Menangani Efek Samping Terapi Tuberkulosis

Oleh :
dr. Reren Ramanda

Efek samping obat antituberkulosis masih menjadi salah satu hambatan penanganan tuberkulosis. Meskipun tuberkulosis merupakan penyakit yang dapat disembuhkan, tuberkulosis masih menjadi masalah kesehatan bermakna di seluruh dunia. Salah satu penyebabnya adalah rendahnya kepatuhan pasien terhadap terapi. Banyak faktor dapat mempengaruhi rendahnya kepatuhan terapi tuberkulosis, dimana salah satunya adalah efek samping yang ditimbulkan oleh obat-obatan antituberkulosis.[1-3]

Efek samping yang bersifat minor pada umumnya mudah diatasi. Namun, pada kasus berat, kondisi tersebut dapat mengancam nyawa. Contoh efek samping berat dari terapi antituberkulosis adalah gagal hati, gagal ginjal, dan syok.[1]

Menangani Efek Samping Terapi Tuberkulosis-min

Regimen Terapi Tuberkulosis

Saat ini, terdapat beberapa lini regimen obat antituberkulosis (OAT) yang dapat dipilih. Regimen terapi pada pasien yang belum mengalami resistensi umumnya melibatkan rifampicin (R), isoniazid (H), pyrazinamide (Z), dan ethambutol (E). Obat lain yang juga digunakan dalam terapi tuberkulosis antara lain streptomycin (S), levofloxacin, dan amikacin.

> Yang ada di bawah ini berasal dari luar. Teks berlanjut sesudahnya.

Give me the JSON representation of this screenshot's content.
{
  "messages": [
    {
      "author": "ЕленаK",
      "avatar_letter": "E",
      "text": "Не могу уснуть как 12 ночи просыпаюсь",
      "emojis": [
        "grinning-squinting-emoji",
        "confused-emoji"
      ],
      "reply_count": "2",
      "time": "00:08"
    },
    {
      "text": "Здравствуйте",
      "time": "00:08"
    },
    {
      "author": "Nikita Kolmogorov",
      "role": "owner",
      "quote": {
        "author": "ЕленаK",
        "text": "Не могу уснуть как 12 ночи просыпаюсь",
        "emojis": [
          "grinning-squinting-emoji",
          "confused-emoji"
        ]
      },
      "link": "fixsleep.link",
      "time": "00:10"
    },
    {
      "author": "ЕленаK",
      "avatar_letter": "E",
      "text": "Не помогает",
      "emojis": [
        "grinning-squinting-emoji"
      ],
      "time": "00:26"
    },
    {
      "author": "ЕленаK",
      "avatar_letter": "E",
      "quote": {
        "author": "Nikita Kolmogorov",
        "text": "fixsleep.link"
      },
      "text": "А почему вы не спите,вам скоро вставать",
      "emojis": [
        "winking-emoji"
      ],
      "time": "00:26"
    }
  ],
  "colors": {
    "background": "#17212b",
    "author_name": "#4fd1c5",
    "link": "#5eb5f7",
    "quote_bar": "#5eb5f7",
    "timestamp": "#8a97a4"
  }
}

Terapi standar lini pertama yang dianjurkan untuk tuberkulosis kasus baru adalah 2RHZE/4RH, yaitu 2 bulan terapi fase intensif dan 4 bulan terapi fase lanjutan. Jika regimen tersebut tidak tersedia, maka dapat diganti menjadi 2RHZE/4R3H3.[1,2]

Potensi Efek Samping Obat Antituberkulosis

Mayoritas kasus tuberkulosis dapat menyelesaikan pengobatan tanpa efek samping bermakna. Namun, pada sebagian kecil kasus, dapat terjadi efek samping signifikan yang mengganggu kualitas hidupi. Pemantauan gejala klinis selama pengobatan sangat penting agar efek samping dapat dideteksi segera dan dikelola secara tepat.[4-6]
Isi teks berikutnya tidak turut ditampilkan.